Below is a simple demonstration program showing the method. Keep in mind that even with these revisions, the bubble sort is not in a league with the N Log N sorting methods mentioned above. It does, however, run quite a bit faster than it would otherwise.
The program invites you to input a number of names (or words). It places these words in an array (or table) called N$. In a practical data processing operation, it's likely these names would be input from a file.
At line 180, we start the sort. J tells us how many items are completely sorted (and output) so far. Its initial value is 0. Lines 190–220 build the index array. With no sorting information so far, the index is simple: The first item will be 1, the next will be 2, the next, 3, and so on.
One special aspect of the index array: It also holds the flag that tells us whether or not a value needs to be compared with the next higher value. It does this by taking on a negative value. At the start, we want to compare all values except the top one, so all elements of array I are made negative.
Last adjustment before we go into the sort proper: When we do a sweep, how far down should we go? Variable J8 holds this value, and at the beginning, we set this to value 1, since we want to sweep all the way down the first time.
Here, we are at line 240. We'll come back here to start a new sweep. Take the value of J8 and copy it to J7. J8 will be set above the top of the list. As we sweep, we'll update it.
The loop from line 250 to 330 performs the sweep by itself. We're working at position J9 in the index table. From this table, we extract the identity of the actual strings to be compared from positions J9 and J9 + 1. These identity numbers are called X2 and J3—but wait—X2 might be negative (the flag). Indeed, we'll only do the comparison if X2 is negative. Let's get the positive value by using the absolute value function, ABS, calling the result J2.

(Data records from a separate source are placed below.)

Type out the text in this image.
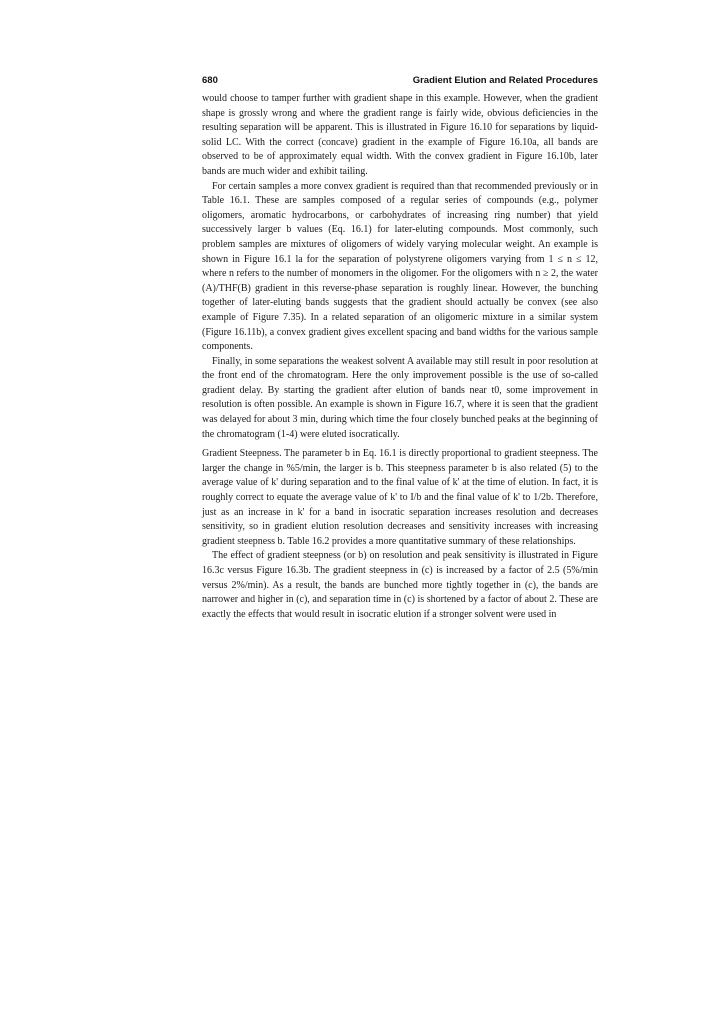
680	Gradient Elution and Related Procedures

would choose to tamper further with gradient shape in this example. However, when the gradient shape is grossly wrong and where the gradient range is fairly wide, obvious deficiencies in the resulting separation will be apparent. This is illustrated in Figure 16.10 for separations by liquid-solid LC. With the correct (concave) gradient in the example of Figure 16.10a, all bands are observed to be of approximately equal width. With the convex gradient in Figure 16.10b, later bands are much wider and exhibit tailing.

For certain samples a more convex gradient is required than that recommended previously or in Table 16.1. These are samples composed of a regular series of compounds (e.g., polymer oligomers, aromatic hydrocarbons, or carbohydrates of increasing ring number) that yield successively larger b values (Eq. 16.1) for later-eluting compounds. Most commonly, such problem samples are mixtures of oligomers of widely varying molecular weight. An example is shown in Figure 16.1 la for the separation of polystyrene oligomers varying from 1 ≤ n ≤ 12, where n refers to the number of monomers in the oligomer. For the oligomers with n ≥ 2, the water (A)/THF(B) gradient in this reverse-phase separation is roughly linear. However, the bunching together of later-eluting bands suggests that the gradient should actually be convex (see also example of Figure 7.35). In a related separation of an oligomeric mixture in a similar system (Figure 16.11b), a convex gradient gives excellent spacing and band widths for the various sample components.

Finally, in some separations the weakest solvent A available may still result in poor resolution at the front end of the chromatogram. Here the only improvement possible is the use of so-called gradient delay. By starting the gradient after elution of bands near t0, some improvement in resolution is often possible. An example is shown in Figure 16.7, where it is seen that the gradient was delayed for about 3 min, during which time the four closely bunched peaks at the beginning of the chromatogram (1-4) were eluted isocratically.

Gradient Steepness. The parameter b in Eq. 16.1 is directly proportional to gradient steepness. The larger the change in %5/min, the larger is b. This steepness parameter b is also related (5) to the average value of k' during separation and to the final value of k' at the time of elution. In fact, it is roughly correct to equate the average value of k' to I/b and the final value of k' to 1/2b. Therefore, just as an increase in k' for a band in isocratic separation increases resolution and decreases sensitivity, so in gradient elution resolution decreases and sensitivity increases with increasing gradient steepness b. Table 16.2 provides a more quantitative summary of these relationships.

The effect of gradient steepness (or b) on resolution and peak sensitivity is illustrated in Figure 16.3c versus Figure 16.3b. The gradient steepness in (c) is increased by a factor of 2.5 (5%/min versus 2%/min). As a result, the bands are bunched more tightly together in (c), the bands are narrower and higher in (c), and separation time in (c) is shortened by a factor of about 2. These are exactly the effects that would result in isocratic elution if a stronger solvent were used in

If X2 is positive, we don't need to do a comparison and can skip to the NEXT statement at line 330. Otherwise, we compare items J2 and J3. If they're in the wrong order, we need do several things. We swap the index entries (not the data), remembering to flag the upper value by making it negative. And we note, in variable J8, that on the next sweep, we must come down at least this far.
After completing a sweep, we clear the flag in the topmost entry, again using the ABS function. At this point, we would expect a conventional bubble sort to go back and do another sweep, if necessary. Not this one. We'll do some output first.
At line 350, we allow our output pointer (J) to almost catch up with outsweep pointer (J8), sending output as we go. We'll always output something on each sweep. When we've caught up to J8, back we go to do another sweep—unless we're finished and have already output everything.
The new, improved bubble sort does what I wanted to do in my program. By adding extra logic, I was able to reduce the long sorting time and make this sort practical for my application.